HKSM

A scheduling technique that resolves resource overallocations by shifting activity start and finish dates to keep usage within capacity. It respects resource availability and calendars and can extend the overall timeline or change the critical path. Use it to produce a workable, realistic schedule.

Key Points

• Balances workload so no resource is assigned beyond its availability at any time.
• May delay activities, change float values, and create a new or additional critical path.
• Uses resource calendars, maximum units, and priority rules to decide which activities move.
• Often performed after a logic-driven schedule is built and before baselining.
• Executable by scheduling software or done manually for small networks.
• Applied iteratively as estimates, resources, and constraints evolve.
• Different from resource smoothing, which tries to stay within existing float without extending the timeline.

Purpose of Analysis

The goal is to convert a logical schedule into one that is actually achievable with the people and equipment available. It protects team health, reduces firefighting, and stabilizes delivery dates.

• Eliminate resource overallocations and conflicts across concurrent activities.
• Align planned work with real capacity and calendars.
• Expose schedule trade-offs that require decisions on scope, staffing, or sequencing.
• Improve predictability by reducing start-stop multitasking and unplanned task switching.

Method Steps

• Detect conflicts: review resource usage histograms or over-allocation reports for peaks.
• Set leveling parameters: time period (day/week), resources to level, and whether splitting is allowed.
• Establish priority rules: by total float, activity priority, dependencies, deadlines, or risk.
• Apply leveling: run the tool’s leveling function or manually shift lower-priority activities.
• Review impacts: check project finish date, milestone slippage, float changes, and new critical activities.
• Adjust plan: consider alternate resources, resequencing, crashing, or fast-tracking if slippage is unacceptable.
• Communicate and iterate: align stakeholders, then repeat as estimates or assignments change.

Inputs Needed

• Activity list with durations and dependencies.
• Resource assignments, skills, and maximum availability (units).
• Resource and project calendars, including holidays and shifts.
• Activity priorities, constraints, and required deadlines.
• Existing schedule data (early/late dates, total and free float).
• Organizational policies for overtime, splitting, and work-in-progress limits.

Outputs Produced

• Leveled start and finish dates for activities.
• Updated resource usage profiles showing balanced workloads.
• Revised float values and possibly a changed critical path.
• Updated schedule model data and assumptions for the schedule baseline.
• Change requests if key milestones or budgets are impacted.
• Risk updates related to delays, handoffs, or added overtime.

Interpretation Tips

• If overall duration extends, evaluate options: add capacity, reduce scope, crash, or accept later dates.
• Check milestones with external commitments and negotiate before baselining.
• Watch for new near-critical paths introduced by leveling.
• Use histograms and heatmaps to confirm peaks are smoothed to within capacity.
• Document the leveling rules used so results are reproducible across iterations.
• Remember: leveling honors resource limits first, even if it means moving dates; smoothing stays within float.

Example

Task A and Task B each need the same database engineer for two days and were planned to run in parallel. The engineer is only available 100% to one task at a time.
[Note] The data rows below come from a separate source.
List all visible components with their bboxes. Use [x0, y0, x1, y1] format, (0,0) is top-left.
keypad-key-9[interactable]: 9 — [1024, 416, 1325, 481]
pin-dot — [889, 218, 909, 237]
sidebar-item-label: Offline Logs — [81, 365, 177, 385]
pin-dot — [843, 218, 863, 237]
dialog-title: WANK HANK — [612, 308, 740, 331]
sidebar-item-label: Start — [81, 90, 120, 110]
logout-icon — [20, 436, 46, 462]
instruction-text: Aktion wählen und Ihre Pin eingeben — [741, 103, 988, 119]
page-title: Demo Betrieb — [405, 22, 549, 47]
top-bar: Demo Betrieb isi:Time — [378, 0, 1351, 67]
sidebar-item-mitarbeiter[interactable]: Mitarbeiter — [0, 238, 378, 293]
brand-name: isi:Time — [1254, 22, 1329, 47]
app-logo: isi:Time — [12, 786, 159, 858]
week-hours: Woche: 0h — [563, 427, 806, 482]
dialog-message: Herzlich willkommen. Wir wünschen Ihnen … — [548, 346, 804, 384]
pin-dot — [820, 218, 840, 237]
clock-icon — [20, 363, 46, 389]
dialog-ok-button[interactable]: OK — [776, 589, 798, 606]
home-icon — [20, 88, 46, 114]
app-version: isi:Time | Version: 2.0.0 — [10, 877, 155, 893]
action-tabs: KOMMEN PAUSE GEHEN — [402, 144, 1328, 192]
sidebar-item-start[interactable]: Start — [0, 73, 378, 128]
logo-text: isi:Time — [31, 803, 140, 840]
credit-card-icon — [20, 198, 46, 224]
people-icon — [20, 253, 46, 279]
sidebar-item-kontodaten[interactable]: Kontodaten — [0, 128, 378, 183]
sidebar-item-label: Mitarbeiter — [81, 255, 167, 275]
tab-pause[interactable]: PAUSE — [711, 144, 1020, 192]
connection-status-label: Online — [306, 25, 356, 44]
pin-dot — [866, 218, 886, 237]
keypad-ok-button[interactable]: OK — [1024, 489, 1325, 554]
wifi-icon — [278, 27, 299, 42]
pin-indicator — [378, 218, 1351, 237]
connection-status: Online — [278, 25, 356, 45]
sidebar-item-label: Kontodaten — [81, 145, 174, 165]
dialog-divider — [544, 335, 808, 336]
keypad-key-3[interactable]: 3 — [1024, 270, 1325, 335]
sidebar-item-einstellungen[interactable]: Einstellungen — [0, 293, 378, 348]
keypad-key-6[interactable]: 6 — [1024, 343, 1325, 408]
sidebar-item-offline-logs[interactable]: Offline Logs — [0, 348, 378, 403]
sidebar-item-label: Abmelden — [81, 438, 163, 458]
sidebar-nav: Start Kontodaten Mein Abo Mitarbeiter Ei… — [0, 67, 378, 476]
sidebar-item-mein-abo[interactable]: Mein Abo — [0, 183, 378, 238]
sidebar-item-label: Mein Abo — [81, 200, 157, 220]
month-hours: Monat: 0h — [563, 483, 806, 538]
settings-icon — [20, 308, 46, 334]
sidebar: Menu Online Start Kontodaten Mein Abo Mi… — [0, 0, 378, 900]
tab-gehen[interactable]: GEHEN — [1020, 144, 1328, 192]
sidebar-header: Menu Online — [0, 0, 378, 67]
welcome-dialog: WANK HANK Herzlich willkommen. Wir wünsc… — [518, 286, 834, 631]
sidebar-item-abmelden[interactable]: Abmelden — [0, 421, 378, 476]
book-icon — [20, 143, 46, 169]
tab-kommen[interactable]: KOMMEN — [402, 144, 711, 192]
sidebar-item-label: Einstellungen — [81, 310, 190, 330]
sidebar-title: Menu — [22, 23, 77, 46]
• Before: A and B both start Monday, causing a 200% assignment on the engineer.
• After leveling by total float: A remains Monday–Tuesday, B shifts to Wednesday–Thursday, pushing a downstream test by two days.
• Result: No overallocation, a small delay absorbed by available float; if no float exists, the project finish moves by two days.

Pitfalls

• Relying on default software priorities that move the wrong activities.
• Ignoring critical external deadlines during leveling.
• Allowing excessive task splitting that increases setup time and risk.
• Leveling without accurate calendars or max units, leading to false confidence.
• Continuous re-leveling without change control, causing date churn.
• Confusing smoothing with leveling and expecting no timeline impact.

PMP Example Question

After developing the network schedule, you notice two critical activities share the same specialist next week, exceeding availability. What should you do first?

1. Crash the two activities by adding overtime to both.
2. Apply resource leveling using agreed priority rules and calendars.
3. Fast-track the activities by running them in parallel.
4. Reduce scope of both activities to meet the dates.

Correct Answer: B — Apply resource leveling using agreed priority rules and calendars.

Explanation: The immediate issue is an overallocation. Leveling addresses capacity conflicts within the schedule model before considering cost or riskier options like crashing or fast-tracking.